In the middle of the large open room, two eight-foot-square speakers sit facing each other far enough apart for one person to walk between them. Through one large speaker the artist’s voice thunders “No.” The viewer must put his or her ear up to the small speaker on the opposite side to hear the artist quietly affirming “Si.”
Curated by Magda Ileana González-Mora
Yoán Capote was born in Havana, Cuba in 1977, where he lives and works. He attended the Provincial School of Art in Pinar del Rio, Cuba from 1988-1991; the National School of Art in Havana, Cuba from 1991-1995; and the Higher Institute of Art in Havana, Cuba from 1996-2001. Jack Shaiman Gallery has represented Capote since 2010. The unique experience of being Cuban, influences his work, which often deals with themes of migration or government that reference Cuban identity yet is universally accessible.
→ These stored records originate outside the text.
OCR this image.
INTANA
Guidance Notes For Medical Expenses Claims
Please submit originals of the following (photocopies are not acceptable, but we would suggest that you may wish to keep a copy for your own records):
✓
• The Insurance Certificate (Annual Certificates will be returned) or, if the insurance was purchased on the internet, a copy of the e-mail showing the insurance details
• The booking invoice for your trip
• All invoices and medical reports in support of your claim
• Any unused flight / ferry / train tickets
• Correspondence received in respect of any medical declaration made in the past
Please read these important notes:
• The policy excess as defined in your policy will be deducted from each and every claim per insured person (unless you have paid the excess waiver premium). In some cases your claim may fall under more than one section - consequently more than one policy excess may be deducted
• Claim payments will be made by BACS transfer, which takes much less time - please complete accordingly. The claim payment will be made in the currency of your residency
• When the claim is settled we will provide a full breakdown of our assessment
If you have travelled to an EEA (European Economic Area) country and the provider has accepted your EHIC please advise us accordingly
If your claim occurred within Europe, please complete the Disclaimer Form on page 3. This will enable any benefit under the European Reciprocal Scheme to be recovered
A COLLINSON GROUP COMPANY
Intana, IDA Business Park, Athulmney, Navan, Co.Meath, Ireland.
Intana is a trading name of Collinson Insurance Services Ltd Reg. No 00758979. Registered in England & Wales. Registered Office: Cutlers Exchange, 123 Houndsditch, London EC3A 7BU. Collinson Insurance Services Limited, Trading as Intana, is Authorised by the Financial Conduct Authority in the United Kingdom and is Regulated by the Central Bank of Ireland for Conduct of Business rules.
Capote has exhibited extensively, including in Portugal, Spain, Switzerland, France, England, Panama, Cuba and the United States. He uses sculpture, painting, installation, photography, and video to create analogies between the visual poetry of inanimate objects and the intangible world of the mind. He merges incongruous items, such as human organs and mundane objects to plumb ideas of humanity. His work deals with the intimate and the personal, while investigating constructions that are based in power and difference.